Dai colpi ad effetto, ma comunque mirati a migliorare la rosa, si passa a Ronaldo, Vieri, Ronaldinho, Beckham. E' l'epifania di quello che verrà, le risorse finanziarie non sono più quelle di una volta e il Milan comincia a non comandare più come prima. Allegri fa comunque in tempo a godersi Zlatan Ibrahimovic che nell'estate del 2011 vince il suo ottavo campionato di fila da miglior marcatore di squadra (21 gol in 41 partita) e allunga la serie l'anno dopo da capocannoniere della serie A (35 in 44 gare), primo e finora unico straniero a vincere questo titolo con due squadre diverse.

È l'ultimo acuto, Muntari o non Muntari, di una squadra che prima dell'era Conte aveva sostituito la Juventus come paradigma del successo nell'immaginario pubblico.
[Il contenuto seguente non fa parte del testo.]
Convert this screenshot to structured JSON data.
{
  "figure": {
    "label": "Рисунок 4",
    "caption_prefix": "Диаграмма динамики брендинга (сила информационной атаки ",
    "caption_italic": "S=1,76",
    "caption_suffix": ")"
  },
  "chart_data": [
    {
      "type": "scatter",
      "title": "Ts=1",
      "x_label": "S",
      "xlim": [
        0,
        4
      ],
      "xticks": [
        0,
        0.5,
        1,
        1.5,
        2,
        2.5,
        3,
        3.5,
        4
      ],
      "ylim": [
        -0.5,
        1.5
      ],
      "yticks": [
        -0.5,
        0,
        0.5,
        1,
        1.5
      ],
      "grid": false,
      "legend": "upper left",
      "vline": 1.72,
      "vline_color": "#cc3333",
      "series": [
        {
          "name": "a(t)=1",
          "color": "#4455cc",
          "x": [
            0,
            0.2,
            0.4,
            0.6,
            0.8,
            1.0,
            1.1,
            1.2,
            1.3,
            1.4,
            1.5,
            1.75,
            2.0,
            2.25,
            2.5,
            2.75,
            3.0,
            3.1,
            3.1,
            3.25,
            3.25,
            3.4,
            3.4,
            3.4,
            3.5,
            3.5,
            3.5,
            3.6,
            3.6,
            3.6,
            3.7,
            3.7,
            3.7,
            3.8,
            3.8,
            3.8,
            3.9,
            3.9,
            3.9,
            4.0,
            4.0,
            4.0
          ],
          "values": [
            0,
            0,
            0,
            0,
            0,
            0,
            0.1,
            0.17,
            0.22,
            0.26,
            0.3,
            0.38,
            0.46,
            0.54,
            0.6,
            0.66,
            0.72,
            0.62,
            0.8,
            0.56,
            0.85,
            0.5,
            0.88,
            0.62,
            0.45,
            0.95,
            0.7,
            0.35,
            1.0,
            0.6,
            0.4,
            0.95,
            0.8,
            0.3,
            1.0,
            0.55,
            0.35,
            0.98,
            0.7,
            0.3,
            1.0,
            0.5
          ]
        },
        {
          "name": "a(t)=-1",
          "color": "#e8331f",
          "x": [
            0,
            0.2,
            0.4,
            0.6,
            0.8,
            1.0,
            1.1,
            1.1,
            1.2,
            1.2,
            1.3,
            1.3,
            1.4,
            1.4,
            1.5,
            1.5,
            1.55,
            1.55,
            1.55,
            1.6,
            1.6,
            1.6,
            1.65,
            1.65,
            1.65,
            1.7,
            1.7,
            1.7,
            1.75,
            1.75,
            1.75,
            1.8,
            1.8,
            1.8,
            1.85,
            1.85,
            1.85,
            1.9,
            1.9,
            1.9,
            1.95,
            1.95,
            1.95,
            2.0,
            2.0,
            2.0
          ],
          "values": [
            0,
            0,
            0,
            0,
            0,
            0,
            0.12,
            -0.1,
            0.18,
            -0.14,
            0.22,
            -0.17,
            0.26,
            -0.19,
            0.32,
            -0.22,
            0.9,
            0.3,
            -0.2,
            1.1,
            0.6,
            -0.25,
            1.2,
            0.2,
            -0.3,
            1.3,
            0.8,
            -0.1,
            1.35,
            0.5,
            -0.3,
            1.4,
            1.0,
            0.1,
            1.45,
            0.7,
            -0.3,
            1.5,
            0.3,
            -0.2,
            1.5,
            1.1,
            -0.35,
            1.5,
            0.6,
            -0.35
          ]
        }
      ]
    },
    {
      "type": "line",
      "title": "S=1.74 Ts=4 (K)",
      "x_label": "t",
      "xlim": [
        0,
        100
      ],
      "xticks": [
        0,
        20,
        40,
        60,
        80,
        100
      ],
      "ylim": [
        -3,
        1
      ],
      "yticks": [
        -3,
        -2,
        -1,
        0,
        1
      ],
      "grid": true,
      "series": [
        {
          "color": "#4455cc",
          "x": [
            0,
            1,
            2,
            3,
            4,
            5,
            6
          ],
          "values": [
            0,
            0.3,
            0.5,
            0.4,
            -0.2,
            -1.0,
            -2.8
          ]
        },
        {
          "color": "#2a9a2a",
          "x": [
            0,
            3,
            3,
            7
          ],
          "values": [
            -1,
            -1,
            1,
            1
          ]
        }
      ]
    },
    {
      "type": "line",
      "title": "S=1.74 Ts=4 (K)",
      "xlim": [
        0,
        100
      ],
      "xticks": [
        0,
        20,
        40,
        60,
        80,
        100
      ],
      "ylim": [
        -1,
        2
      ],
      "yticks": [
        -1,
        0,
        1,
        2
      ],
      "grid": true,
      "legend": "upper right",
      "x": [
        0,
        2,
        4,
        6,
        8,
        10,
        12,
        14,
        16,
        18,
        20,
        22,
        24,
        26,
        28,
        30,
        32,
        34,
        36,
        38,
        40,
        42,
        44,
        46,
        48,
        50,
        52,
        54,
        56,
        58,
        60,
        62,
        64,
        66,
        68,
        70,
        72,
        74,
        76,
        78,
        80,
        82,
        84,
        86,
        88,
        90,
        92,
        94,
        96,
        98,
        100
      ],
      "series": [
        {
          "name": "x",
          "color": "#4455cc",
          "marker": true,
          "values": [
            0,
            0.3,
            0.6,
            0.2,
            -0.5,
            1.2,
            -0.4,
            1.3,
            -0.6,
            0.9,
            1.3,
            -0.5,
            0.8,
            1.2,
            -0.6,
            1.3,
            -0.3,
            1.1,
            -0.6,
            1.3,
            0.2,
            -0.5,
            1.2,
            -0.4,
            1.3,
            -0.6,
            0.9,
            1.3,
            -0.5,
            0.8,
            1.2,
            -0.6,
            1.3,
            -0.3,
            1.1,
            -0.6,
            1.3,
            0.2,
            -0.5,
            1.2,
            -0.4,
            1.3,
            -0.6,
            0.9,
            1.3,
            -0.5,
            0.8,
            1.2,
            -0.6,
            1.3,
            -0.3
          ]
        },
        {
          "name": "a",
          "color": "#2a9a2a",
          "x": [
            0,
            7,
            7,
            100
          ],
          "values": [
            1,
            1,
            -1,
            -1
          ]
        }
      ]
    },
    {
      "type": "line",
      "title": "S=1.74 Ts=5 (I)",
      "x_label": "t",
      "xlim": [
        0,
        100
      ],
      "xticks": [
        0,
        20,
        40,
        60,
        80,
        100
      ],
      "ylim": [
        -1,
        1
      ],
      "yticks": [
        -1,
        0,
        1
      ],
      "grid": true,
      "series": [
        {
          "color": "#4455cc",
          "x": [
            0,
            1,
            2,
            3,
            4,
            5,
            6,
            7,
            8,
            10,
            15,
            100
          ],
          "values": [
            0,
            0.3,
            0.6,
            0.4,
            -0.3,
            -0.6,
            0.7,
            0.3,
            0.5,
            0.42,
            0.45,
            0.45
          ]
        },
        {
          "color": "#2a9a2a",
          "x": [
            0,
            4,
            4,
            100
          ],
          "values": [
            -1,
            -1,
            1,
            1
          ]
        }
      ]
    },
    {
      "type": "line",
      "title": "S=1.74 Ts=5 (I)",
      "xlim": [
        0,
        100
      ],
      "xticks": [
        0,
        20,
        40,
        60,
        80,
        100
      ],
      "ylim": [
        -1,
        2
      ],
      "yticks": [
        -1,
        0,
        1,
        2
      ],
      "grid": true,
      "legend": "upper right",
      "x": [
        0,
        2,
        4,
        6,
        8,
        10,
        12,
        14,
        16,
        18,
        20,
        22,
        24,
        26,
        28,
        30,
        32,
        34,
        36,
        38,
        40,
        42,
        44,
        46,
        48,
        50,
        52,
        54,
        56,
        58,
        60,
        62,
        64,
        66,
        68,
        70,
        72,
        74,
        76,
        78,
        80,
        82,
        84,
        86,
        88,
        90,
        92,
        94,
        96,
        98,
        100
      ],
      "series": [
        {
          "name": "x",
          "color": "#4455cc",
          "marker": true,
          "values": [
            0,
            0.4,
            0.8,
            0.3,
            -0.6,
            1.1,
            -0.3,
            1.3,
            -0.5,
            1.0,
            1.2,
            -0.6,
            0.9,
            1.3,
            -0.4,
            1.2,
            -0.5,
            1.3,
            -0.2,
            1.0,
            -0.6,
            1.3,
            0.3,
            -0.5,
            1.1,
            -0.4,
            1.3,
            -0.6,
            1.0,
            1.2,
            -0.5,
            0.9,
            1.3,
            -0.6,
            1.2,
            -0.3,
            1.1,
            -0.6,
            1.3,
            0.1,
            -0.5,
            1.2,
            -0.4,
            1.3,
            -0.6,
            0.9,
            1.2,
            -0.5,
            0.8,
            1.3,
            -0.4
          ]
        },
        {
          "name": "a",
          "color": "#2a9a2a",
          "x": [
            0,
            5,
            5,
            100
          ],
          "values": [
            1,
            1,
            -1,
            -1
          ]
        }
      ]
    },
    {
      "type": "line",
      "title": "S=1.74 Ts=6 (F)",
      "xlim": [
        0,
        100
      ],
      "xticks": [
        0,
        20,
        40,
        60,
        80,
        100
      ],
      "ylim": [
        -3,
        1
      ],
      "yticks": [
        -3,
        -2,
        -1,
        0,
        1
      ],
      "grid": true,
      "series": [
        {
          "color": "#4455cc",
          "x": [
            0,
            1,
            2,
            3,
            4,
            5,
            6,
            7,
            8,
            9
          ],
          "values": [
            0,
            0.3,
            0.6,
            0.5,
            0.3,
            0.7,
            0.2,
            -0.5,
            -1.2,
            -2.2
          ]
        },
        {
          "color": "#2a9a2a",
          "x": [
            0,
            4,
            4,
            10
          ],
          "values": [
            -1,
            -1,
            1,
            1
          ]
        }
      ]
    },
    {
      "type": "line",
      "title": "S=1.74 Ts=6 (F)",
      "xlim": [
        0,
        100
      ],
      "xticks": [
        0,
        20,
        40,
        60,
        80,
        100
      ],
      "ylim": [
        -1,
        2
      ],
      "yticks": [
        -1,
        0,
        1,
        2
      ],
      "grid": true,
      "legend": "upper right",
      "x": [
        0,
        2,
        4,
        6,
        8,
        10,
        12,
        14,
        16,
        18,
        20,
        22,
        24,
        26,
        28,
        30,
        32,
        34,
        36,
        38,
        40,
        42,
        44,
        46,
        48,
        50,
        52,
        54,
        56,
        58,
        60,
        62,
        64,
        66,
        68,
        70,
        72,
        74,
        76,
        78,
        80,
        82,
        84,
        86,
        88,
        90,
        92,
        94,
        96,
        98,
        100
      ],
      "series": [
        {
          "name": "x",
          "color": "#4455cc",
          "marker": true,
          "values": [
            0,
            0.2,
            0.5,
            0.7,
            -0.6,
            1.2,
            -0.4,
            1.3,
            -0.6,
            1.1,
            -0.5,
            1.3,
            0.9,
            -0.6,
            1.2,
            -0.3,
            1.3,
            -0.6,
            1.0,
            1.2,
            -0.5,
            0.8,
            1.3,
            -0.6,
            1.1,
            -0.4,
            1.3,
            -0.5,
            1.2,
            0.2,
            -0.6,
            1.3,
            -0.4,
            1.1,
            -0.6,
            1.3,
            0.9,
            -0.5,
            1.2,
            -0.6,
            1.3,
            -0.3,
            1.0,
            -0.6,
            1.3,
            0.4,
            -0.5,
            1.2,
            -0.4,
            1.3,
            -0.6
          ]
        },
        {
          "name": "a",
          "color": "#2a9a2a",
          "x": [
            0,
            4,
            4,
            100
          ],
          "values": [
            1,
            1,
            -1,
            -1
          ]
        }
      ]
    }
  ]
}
Il resto è storia di una battaglia di retroguardia, della voglia di riportare grande il Milan e della paura dell'ininfluenza da allontanare. Perché, come diceva a Gian Antonio Stella, “sulle cronache sportive si parla del Milan di Sacchi, di Alberto Zaccheroni e di Ancelotti, mai del Milan di Berlusconi. Eppure sono io che da anni faccio le formazioni, detto le regole e compro i giocatori. Sembra che io non esista”. E il closing con i cinesi ancora non c'è.